Chiun's eyes had narrowed to narrow slits, swallowing up any small spark of hope in his hazel orbs. His mouth was a thin, furious line.

"Accursed fiend," Chiun hissed. There was far more menace in the softness of his tone than in a thousand screaming voices. "He dares mock the House of Sinanju from across the ages." His rage suddenly boiled over. "Villain! Cur! Fraud! Lying Hun thief!"

Like a crazed Olympic diver, Chiun flew down into the hole. A swirling, frenzied yellow tempest, he swatted vicious, angry hands at the skinheads still gathered below. The slime-coated men scurried up the muddy banks in fear.

Mindless of the grime, Chiun dropped to his knees atop the stone. It was as large as a big door. He pried slender fingers around its smooth edge.

"What does it say?" Kluge asked in wonder as he watched the aged Korean tear at the stone.

"I believe those are runic characters," Heidi said. Her eyes narrowed as she attempted to read what was visible around Chiun. They looked like random cat scratches. "I am not entirely unfamiliar with this. Those are bitter runes. They are intended to bring down evils upon enemies."

Kluge glanced from the scampering form of Chiun to Heidi. "This is not the storing place of the Nibelungen Hoard?" he asked. He could not mask his disappointment.

Heidi smiled tightly. "I am afraid not," she said. In the pit, the Master of Sinanju had pried up the massive flat stone, heaving it to one side. There was nothing beneath but a pile of mud-swamped rocks. "Aiieee!" Chiun screamed.

His hand flew toward one of the short sides of the stone. There was a sound like a thunderclap. As Kluge watched, the flat rock split in two long halves. Before the pieces had even fallen to the bottom of the pit, Chiun's pipestem legs shot out in two quick jabs. The halves split in half again, falling into smaller pieces. Chiun fired his tiny fists forward into the quarters, cracking the chunks of stone into ever smaller fragments. All the while, he screamed his anger and frustration at the mud walls of the deep, slick pit.

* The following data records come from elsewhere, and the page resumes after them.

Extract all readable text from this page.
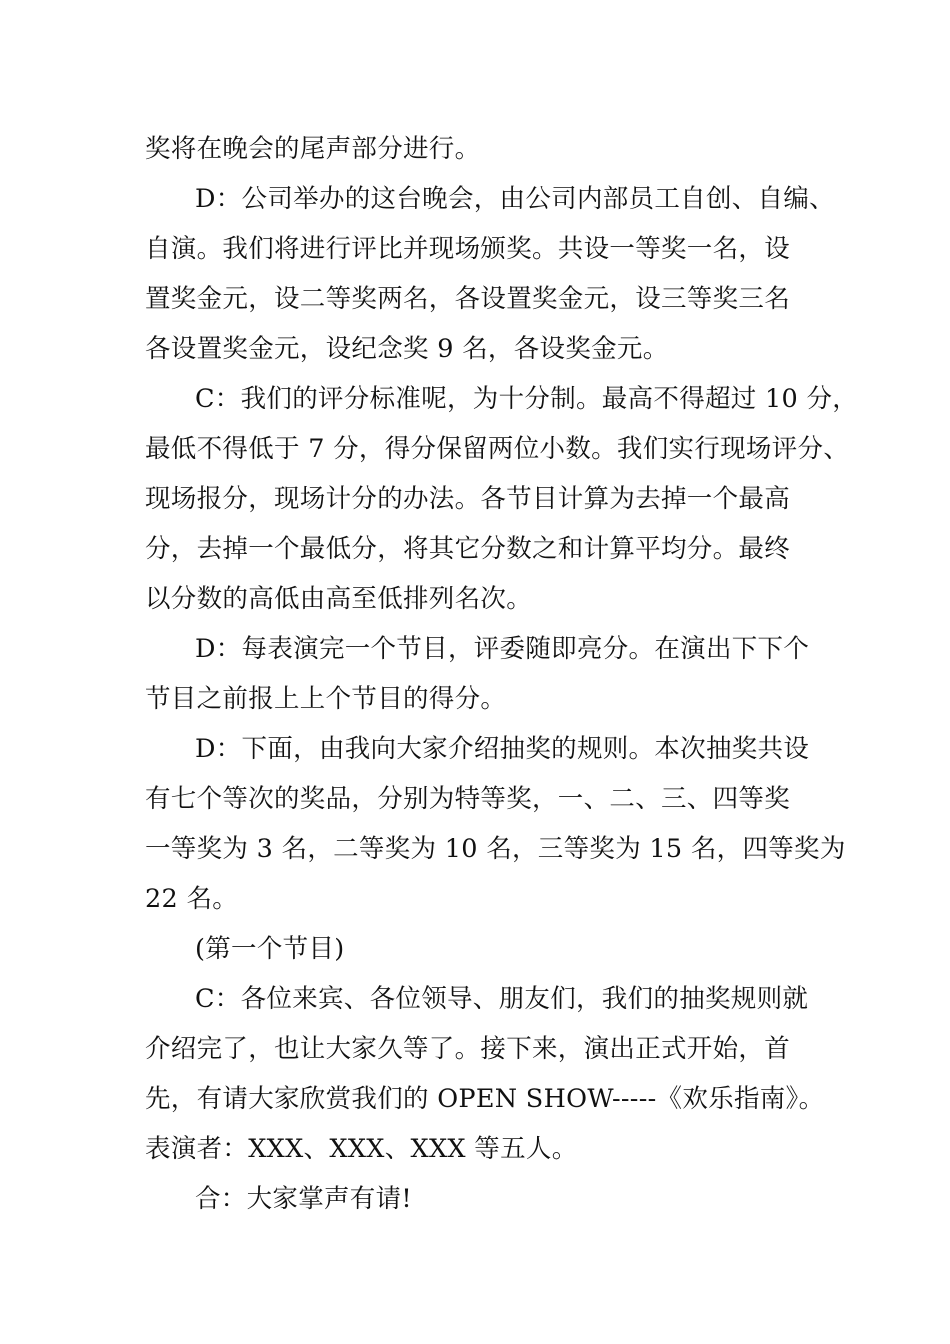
奖将在晚会的尾声部分进行。
D：公司举办的这台晚会，由公司内部员工自创、自编、
自演。我们将进行评比并现场颁奖。共设一等奖一名，设
置奖金元，设二等奖两名，各设置奖金元，设三等奖三名
各设置奖金元，设纪念奖 9 名，各设奖金元。
C：我们的评分标准呢，为十分制。最高不得超过 10 分，
最低不得低于 7 分，得分保留两位小数。我们实行现场评分、
现场报分，现场计分的办法。各节目计算为去掉一个最高
分，去掉一个最低分，将其它分数之和计算平均分。最终
以分数的高低由高至低排列名次。
D：每表演完一个节目，评委随即亮分。在演出下下个
节目之前报上上个节目的得分。
D：下面，由我向大家介绍抽奖的规则。本次抽奖共设
有七个等次的奖品，分别为特等奖，一、二、三、四等奖
一等奖为 3 名，二等奖为 10 名，三等奖为 15 名，四等奖为
22 名。
(第一个节目)
C：各位来宾、各位领导、朋友们，我们的抽奖规则就
介绍完了，也让大家久等了。接下来，演出正式开始，首
先，有请大家欣赏我们的 OPEN SHOW-----《欢乐指南》。
表演者：XXX、XXX、XXX 等五人。
合：大家掌声有请!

Kluge backed slowly away from the hole. Witnessing the awesome sight of the wizened Asian shattering a two-ton slab of rock as if it were made of glass, Kluge felt almost a little grateful that he hadn't been able to follow through on his plan to kill the Master of Sinanju. This lasted only as long as it took him to realize that the wealth he so coveted was not there. Without that money, there would be no reestablishing IV. The fifty-year-old ultrasecret Nazi organization was finished.

And along with it, Adolf Kluge.

This realization was only just beginning to sink in when Kluge spied the first figure creeping through the underbrush on the other side of the river.

He stiffened. Made an effort not to stare.

Kluge tried not to let the man know he had spotted him as he casually began to scan the surrounding flora.

There was another. And another.

Creeping forward, they were attempting to stay hidden in the winter woods. The men were all armed.

In the pit behind him, the Master of Sinanju continued to pound away at the diminishing chunks of rock. Dust and pebbles flew up out of the hole as if from some insane sculptor's underground studio. The tiny Korean's screams had grown less fierce with every passing second.

Kluge hardly noticed Chiun's tantrum any longer. Keeping his arms close to his sides and his movements subdued, he walked with forced casualness over to Heidi.

She was in the process of gathering up Kluge's three collapsible stools from where they had been propped on the forest floor. They were draped over her forearm as Kluge stepped up to her.